Hi Andrew,
Le 17/11/2017 à 12:26, Prof. Andrew P. Black a écrit :
On 17 Nov 2017, at 14:10 , Thierry Goubier <thierry.goub...@gmail.com> wrote:
there is an 'E O F' token generated by SmaCC; I haven't tried to use it in a
parser yet.
I tried patching the tokenActions table to trap on this, but the token id for E
O F is outside of the range of the table. The Python example that you pointed
me to is a little different. It overrides scannerError, and explicitly adds a
newline token if there is an error at the end of the file. It doesn’t actually
use the E O F token, but it is probably a pattern that I can steal.
In all honesty, I wasn't thinking about that, but instead to be able to
write '<eof>' in the grammar itself to terminate statements.
The Python approach is necessary because you may have to emit additional
dedent tokens at the end of a file (this is a typical issue of those
meaningfull identation whitespace languages: an idea used in the very
beginning of programming languages, then considered harmfull, then
coming back up again...).
In the meantime, I made the final StatementSeparator (<newline> or ";")
optional in all the productions. The grammar is a bit ugly, but the parser is cleaner.
Which is the cleanest way to do it (at least, like that, you have a
documented way around that instead of carrying around a grammar + hacks
in the scanner)(*)
I also gave up trying to eliminate intermediate parseTree nodes. Instead, I
eliminated intermediate productions form the grammar.

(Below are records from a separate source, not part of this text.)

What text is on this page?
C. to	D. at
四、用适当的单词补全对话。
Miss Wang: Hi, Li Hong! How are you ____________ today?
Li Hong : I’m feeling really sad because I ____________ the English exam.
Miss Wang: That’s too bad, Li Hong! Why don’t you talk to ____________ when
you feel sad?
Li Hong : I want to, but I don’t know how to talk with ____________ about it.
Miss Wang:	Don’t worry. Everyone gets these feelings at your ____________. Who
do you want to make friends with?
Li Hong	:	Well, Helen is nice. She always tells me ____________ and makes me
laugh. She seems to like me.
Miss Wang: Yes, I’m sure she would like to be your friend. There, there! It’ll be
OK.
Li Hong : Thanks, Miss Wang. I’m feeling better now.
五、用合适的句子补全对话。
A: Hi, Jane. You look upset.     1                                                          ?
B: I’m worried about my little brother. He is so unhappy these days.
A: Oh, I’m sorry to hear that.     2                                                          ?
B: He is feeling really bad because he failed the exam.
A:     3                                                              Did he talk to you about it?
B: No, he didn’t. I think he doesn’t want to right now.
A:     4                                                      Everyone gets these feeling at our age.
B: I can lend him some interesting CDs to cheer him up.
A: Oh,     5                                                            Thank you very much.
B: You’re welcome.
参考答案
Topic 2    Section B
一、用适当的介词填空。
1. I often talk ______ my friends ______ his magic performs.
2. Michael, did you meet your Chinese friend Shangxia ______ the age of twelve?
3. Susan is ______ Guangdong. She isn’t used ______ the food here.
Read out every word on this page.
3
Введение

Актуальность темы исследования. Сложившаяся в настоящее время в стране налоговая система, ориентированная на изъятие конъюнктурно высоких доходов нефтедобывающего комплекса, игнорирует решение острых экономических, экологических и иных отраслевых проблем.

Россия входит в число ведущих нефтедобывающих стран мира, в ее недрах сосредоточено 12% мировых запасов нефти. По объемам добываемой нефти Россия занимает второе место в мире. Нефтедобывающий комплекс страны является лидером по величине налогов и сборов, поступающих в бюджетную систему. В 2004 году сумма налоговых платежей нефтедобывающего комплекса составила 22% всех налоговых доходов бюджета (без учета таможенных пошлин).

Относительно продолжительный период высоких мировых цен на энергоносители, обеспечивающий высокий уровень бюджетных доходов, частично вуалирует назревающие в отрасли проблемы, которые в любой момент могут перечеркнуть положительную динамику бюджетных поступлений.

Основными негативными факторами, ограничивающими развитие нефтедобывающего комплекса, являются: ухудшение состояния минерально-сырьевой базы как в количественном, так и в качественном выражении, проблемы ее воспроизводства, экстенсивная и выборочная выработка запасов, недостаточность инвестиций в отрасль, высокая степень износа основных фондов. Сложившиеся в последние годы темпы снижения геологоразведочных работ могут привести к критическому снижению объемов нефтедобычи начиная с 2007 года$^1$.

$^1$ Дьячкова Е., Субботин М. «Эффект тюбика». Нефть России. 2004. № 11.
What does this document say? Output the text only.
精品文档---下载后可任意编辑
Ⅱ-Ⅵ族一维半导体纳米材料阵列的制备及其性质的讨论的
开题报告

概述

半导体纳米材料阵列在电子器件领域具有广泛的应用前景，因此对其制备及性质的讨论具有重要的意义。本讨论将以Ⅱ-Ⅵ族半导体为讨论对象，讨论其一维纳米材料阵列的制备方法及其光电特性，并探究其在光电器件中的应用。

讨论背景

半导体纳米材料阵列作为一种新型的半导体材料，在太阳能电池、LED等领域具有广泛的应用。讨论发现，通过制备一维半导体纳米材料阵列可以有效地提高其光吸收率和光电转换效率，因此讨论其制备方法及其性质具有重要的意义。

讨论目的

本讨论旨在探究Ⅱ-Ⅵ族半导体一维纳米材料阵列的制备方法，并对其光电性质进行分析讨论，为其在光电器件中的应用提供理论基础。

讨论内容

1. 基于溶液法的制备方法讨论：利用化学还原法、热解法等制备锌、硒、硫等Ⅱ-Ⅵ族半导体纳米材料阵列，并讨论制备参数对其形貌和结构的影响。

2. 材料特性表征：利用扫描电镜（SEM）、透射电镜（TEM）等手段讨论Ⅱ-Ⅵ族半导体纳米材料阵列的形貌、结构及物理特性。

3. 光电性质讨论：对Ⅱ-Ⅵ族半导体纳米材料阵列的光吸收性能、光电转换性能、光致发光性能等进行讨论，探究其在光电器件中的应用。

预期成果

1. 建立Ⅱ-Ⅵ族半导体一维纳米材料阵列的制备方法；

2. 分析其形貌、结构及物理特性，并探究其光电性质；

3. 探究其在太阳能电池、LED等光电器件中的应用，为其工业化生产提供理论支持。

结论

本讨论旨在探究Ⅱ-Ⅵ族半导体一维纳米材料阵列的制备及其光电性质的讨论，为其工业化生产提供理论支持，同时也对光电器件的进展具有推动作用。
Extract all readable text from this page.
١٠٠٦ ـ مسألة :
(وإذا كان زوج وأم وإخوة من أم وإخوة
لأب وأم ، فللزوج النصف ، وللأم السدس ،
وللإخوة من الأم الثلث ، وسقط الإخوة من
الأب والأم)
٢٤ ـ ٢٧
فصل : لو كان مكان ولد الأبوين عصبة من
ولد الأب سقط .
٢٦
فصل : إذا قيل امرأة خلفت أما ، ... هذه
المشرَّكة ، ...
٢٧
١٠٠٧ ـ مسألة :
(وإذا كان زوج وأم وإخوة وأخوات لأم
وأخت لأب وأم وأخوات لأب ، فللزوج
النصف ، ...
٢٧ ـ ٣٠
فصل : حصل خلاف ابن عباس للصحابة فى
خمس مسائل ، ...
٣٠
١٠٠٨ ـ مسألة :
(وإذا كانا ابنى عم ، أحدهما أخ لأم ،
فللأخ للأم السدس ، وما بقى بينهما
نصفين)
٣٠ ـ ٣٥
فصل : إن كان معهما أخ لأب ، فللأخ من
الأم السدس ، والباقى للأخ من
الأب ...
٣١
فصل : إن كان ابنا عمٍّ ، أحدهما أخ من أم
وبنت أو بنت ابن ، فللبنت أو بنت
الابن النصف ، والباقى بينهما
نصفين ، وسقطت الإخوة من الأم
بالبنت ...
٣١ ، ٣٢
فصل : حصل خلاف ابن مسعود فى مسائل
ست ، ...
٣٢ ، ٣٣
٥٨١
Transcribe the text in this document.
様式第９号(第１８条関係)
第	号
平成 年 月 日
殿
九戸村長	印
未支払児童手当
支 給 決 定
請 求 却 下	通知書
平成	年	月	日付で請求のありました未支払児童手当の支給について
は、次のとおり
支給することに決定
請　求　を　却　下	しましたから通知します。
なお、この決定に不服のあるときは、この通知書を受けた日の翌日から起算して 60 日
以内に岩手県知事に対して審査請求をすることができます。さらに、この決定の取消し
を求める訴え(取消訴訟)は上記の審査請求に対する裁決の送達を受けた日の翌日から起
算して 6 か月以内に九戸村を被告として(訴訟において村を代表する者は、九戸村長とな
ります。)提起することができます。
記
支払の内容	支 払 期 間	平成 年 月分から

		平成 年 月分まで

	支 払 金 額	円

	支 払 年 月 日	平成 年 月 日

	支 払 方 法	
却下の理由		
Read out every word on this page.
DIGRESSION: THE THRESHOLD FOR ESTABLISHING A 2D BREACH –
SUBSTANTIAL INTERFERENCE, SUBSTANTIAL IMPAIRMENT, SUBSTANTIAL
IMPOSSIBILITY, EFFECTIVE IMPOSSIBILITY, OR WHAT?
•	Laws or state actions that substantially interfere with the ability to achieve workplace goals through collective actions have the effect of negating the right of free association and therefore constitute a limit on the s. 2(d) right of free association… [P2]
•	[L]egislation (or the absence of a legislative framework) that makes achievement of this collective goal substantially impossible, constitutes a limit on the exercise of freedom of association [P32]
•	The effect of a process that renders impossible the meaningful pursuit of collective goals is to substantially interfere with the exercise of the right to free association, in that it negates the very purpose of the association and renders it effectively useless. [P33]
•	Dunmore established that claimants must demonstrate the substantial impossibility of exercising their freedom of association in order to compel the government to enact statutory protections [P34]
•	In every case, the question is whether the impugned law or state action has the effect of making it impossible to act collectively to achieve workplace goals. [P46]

This makes the grammar
more ugly (it has several repetitions where I inlined the intermediate
productions), but the
tree construction is a lot more straightforward.
Sorry for having been unable to answer your questions on that :( I'm
happy to learn you've found a way around it.
Thierry
(*) Which is still way better than a hand-written, recursive descent
parser where any line can hide a hack...
Andrew